Earlier this year Surrey Border Movie Makers Honorary Secretary Rita Wheeler entered the ‘Create 50 – The Impact’ scriptwriting competition and this has resulted in Rita making a short film called ‘Norah’s Ark’. The film based on the traditional ‘Noah’s Ark’ story was filmed at Potters Gate School in Farnham as it had an ideal boat in the play area which could become the ‘Ark’. Local children from Farnham and surrounding area’s took part in the film. Actress Victoria Ledwidge took the leading role as school Teacher Norah, Surrey Border Movie Makers Member Peter Frost played the part of Mr Huber (Noah), Evie Addley took the leading child role as Evie. The Norah’s Ark Premiere took place at the November club meeting and was watched by actors and parents who took part in the film, Siblings and Grandparents were also guests. The popcorn supplied during the film viewing proved popular with the audience and a variety of tasty cakes were consumed in the break.

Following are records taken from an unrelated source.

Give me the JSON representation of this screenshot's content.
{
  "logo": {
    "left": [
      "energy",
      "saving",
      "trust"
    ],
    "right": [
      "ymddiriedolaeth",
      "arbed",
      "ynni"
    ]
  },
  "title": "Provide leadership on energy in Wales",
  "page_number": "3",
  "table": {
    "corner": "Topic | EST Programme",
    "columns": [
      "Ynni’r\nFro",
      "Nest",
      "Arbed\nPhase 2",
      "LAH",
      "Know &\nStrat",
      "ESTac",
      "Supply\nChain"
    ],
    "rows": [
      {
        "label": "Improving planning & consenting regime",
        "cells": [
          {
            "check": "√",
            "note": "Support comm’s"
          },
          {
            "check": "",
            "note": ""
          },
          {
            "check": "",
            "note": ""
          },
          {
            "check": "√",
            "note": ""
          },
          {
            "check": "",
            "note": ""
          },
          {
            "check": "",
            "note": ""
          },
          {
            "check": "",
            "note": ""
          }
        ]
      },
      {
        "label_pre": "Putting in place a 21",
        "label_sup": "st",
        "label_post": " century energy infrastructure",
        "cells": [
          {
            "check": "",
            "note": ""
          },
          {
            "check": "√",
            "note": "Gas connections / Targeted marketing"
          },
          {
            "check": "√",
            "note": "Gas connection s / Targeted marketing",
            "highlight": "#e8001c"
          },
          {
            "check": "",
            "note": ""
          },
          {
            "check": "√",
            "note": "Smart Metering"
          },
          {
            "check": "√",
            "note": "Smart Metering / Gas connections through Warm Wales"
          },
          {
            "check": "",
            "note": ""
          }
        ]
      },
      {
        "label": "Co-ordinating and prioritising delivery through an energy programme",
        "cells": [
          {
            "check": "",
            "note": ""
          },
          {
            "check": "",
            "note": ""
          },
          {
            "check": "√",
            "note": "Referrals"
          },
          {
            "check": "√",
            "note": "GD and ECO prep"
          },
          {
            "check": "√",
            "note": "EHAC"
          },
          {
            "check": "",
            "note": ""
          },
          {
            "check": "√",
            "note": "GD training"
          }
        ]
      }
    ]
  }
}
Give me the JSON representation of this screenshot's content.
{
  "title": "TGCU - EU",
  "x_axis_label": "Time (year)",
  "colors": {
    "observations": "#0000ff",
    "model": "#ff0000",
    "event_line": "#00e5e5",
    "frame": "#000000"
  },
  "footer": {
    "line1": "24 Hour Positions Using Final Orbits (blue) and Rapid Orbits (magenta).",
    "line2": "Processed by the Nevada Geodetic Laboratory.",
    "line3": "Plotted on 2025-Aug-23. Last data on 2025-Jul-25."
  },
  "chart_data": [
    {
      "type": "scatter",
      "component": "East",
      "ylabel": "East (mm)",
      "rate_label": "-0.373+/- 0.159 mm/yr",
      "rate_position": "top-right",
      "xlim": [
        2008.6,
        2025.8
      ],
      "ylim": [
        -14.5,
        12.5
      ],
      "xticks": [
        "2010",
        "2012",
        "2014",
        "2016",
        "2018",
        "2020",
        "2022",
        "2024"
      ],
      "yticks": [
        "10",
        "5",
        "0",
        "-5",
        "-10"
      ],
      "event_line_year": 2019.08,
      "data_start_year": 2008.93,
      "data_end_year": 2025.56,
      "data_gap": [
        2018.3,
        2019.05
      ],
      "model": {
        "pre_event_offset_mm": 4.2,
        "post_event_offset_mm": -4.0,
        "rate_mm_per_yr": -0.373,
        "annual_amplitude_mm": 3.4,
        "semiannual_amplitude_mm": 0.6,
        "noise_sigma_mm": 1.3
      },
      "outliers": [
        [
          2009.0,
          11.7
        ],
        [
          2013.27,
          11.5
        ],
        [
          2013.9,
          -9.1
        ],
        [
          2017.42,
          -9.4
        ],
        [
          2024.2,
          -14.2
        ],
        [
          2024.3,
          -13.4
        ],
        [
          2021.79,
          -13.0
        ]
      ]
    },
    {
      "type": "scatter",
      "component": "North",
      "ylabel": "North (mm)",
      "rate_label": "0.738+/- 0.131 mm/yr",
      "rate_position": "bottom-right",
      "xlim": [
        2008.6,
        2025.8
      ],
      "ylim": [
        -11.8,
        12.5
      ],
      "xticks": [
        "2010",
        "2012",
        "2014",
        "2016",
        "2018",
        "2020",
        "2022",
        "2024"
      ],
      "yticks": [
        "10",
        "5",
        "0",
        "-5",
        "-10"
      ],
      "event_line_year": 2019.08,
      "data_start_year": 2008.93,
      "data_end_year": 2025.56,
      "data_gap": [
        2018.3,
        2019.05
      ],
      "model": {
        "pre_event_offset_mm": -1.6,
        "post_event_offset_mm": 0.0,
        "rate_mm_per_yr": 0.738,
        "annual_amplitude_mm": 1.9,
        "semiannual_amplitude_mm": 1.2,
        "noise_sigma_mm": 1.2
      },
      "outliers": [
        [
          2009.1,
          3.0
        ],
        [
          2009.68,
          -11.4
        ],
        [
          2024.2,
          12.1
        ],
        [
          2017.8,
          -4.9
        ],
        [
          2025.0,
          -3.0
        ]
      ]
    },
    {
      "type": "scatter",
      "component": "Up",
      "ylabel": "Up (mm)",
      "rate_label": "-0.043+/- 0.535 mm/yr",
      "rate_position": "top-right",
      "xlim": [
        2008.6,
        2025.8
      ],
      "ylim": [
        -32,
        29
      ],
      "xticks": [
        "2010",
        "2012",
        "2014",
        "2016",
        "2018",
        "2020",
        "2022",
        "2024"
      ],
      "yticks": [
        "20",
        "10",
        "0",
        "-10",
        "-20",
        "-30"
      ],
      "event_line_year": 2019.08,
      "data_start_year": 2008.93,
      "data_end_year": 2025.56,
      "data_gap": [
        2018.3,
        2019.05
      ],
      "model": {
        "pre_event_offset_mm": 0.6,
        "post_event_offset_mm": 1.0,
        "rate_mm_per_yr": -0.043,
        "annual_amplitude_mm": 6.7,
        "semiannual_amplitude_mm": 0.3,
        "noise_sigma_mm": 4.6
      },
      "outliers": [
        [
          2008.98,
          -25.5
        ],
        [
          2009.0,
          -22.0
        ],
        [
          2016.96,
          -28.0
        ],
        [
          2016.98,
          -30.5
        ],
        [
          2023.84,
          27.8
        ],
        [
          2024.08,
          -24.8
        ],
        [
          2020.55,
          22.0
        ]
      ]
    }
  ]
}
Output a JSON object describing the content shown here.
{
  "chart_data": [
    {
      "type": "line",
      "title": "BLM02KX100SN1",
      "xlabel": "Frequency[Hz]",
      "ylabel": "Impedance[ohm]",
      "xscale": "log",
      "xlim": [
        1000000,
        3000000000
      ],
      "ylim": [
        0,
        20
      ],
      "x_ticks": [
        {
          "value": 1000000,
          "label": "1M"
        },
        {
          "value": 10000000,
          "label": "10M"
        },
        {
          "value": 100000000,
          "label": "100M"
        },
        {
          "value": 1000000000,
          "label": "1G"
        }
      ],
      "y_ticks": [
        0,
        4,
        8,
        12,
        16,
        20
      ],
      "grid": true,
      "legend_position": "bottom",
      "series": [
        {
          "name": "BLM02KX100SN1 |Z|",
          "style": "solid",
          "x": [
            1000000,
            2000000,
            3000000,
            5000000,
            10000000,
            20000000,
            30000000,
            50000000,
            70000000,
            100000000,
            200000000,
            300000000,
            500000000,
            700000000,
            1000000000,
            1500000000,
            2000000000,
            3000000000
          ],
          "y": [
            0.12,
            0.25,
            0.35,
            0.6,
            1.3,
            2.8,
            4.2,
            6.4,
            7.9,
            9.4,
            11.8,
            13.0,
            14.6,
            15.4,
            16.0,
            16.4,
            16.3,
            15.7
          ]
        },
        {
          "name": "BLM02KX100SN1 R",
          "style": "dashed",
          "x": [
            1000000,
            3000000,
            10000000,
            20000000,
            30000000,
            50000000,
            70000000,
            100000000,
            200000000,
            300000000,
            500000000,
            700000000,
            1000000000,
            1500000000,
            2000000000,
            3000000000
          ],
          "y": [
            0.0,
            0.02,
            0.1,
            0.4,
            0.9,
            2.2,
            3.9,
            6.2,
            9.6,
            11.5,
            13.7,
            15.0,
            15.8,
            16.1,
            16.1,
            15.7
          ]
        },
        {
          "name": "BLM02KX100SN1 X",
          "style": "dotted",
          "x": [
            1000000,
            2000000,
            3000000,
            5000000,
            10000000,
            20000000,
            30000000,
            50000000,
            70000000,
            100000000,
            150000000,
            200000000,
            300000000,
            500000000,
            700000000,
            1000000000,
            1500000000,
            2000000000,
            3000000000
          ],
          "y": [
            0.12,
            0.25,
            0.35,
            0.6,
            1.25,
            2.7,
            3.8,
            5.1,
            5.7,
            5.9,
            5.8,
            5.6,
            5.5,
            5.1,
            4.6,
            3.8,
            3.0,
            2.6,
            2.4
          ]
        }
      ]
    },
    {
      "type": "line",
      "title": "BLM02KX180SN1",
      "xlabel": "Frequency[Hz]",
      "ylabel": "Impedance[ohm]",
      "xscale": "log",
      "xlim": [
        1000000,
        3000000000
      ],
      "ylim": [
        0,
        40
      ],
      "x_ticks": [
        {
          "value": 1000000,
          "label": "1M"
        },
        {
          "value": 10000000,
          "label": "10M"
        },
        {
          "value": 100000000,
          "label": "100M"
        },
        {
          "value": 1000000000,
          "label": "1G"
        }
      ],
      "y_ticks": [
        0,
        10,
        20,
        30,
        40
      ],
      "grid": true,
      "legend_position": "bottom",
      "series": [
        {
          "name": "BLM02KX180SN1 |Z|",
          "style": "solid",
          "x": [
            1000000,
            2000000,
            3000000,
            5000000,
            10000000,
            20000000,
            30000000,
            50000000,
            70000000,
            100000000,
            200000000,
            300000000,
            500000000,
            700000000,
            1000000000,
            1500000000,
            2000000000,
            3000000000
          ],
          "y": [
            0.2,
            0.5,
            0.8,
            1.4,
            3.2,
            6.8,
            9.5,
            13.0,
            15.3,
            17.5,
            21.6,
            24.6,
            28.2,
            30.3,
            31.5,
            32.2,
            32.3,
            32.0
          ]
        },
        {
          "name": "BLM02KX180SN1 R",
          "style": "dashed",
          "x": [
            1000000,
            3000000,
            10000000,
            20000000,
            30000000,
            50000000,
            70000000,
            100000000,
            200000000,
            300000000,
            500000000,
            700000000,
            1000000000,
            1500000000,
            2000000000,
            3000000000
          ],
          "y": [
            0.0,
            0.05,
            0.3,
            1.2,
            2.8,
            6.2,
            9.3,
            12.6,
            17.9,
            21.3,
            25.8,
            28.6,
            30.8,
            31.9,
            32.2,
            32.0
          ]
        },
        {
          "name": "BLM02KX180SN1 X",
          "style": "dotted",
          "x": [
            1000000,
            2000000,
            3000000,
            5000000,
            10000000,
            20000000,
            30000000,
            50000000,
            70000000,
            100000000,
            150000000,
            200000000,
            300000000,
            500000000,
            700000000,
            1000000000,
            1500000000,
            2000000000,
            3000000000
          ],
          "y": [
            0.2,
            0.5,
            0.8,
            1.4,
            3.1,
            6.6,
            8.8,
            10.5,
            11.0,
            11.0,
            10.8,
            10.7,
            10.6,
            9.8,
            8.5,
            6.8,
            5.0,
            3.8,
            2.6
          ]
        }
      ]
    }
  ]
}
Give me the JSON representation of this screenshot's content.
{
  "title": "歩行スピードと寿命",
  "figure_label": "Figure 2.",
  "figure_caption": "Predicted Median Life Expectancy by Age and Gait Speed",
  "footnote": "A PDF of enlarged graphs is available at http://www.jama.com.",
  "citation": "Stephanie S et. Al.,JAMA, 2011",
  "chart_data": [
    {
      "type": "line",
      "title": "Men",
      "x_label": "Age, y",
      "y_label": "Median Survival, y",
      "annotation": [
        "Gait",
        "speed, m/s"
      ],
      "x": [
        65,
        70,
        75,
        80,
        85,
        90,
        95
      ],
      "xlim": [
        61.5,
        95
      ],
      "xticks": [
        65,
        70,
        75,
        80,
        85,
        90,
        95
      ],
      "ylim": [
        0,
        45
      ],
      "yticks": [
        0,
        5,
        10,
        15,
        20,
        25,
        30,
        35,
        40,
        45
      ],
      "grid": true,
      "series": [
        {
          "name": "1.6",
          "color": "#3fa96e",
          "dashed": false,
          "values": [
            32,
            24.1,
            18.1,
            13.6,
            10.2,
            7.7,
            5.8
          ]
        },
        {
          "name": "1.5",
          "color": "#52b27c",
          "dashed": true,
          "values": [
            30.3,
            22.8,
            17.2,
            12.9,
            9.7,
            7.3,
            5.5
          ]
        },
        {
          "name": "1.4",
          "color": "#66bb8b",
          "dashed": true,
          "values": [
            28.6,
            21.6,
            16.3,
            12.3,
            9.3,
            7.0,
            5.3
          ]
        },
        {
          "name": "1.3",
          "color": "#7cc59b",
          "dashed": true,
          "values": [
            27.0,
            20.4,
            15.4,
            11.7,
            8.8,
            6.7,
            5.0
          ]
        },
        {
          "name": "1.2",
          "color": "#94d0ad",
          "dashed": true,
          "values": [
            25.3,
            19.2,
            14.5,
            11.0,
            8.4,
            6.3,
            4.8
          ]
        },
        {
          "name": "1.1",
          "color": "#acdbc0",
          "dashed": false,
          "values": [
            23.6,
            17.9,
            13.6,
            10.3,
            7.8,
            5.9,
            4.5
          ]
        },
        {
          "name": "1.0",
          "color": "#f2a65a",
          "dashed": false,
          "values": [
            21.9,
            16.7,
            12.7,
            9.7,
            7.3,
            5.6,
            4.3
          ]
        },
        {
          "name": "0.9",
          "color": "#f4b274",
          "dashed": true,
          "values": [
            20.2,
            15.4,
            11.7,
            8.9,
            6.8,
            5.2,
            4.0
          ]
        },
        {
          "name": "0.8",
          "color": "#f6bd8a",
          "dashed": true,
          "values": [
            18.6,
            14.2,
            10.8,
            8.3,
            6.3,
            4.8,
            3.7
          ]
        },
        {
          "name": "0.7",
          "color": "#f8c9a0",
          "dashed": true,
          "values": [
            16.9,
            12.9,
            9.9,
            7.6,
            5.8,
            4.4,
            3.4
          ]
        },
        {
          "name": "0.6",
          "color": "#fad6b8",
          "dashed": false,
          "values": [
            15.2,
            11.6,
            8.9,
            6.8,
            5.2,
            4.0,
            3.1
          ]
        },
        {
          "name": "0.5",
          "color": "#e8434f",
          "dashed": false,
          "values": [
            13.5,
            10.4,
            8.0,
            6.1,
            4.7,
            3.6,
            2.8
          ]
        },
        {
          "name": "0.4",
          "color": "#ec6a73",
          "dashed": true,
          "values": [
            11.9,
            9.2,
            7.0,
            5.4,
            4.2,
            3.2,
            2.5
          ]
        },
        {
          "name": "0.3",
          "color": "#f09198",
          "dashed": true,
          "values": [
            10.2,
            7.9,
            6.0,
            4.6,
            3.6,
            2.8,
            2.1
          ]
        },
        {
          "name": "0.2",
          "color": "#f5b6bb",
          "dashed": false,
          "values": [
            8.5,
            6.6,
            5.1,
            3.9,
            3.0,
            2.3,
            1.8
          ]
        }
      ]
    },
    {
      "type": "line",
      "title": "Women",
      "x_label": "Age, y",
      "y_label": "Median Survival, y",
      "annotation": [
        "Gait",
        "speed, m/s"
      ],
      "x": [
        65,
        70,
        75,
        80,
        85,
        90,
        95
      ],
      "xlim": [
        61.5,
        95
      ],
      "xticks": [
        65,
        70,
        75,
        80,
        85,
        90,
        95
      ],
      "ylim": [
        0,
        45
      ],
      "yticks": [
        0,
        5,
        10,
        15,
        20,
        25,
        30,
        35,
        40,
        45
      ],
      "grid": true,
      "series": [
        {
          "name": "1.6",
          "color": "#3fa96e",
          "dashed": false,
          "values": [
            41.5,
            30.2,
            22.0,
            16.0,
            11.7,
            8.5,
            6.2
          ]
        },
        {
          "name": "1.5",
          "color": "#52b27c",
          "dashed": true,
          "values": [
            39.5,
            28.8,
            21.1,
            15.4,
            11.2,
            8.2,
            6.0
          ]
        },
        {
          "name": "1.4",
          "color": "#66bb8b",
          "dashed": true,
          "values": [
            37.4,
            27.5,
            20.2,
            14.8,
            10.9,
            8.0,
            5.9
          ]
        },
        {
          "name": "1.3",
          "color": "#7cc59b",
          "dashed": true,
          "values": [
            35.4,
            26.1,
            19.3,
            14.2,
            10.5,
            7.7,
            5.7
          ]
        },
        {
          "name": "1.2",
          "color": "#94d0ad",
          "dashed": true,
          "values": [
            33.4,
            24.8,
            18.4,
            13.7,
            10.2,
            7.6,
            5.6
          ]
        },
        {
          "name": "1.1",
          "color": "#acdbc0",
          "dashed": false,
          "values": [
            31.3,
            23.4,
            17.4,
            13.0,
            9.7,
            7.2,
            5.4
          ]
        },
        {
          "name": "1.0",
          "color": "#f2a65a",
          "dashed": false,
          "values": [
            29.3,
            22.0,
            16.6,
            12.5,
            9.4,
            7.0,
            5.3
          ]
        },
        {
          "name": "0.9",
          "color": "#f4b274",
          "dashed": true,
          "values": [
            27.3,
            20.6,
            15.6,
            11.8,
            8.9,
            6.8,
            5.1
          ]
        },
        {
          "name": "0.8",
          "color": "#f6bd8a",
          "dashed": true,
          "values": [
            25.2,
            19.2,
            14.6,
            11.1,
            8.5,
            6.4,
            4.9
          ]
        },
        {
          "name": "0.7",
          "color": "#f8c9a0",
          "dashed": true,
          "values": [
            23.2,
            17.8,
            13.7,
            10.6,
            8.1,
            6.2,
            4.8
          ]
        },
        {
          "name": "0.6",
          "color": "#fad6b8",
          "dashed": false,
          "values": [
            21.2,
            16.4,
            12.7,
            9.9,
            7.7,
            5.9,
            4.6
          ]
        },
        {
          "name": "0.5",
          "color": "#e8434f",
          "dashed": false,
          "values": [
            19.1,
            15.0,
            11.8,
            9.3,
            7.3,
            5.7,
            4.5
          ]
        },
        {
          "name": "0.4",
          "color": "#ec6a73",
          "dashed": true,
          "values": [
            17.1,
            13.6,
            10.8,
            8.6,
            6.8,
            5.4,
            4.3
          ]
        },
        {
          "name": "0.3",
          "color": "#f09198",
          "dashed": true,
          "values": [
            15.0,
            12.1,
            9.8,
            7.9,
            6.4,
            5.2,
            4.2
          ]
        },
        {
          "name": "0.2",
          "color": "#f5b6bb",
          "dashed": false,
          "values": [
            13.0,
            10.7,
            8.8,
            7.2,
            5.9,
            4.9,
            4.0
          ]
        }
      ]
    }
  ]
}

Prior to the Premiere, Surrey Border Movie Makers member Alan Butcher showed a short film of ‘The Making of Norah’s Ark’ which raised a lot of interest with everyone involved in the film and Kathy Butcher’s 4min film of the ‘Norah’s Ark Singing Rehearsals’ was also shown. The ‘Norah’s Ark’ film will now be submitted into a follow-on competition for entry into a bigger feature film.

After the break a selection of films from the SERIAC (South East Region of the Institute of Amateur Cinematographers) 2017 Show Reel were shown and discussed.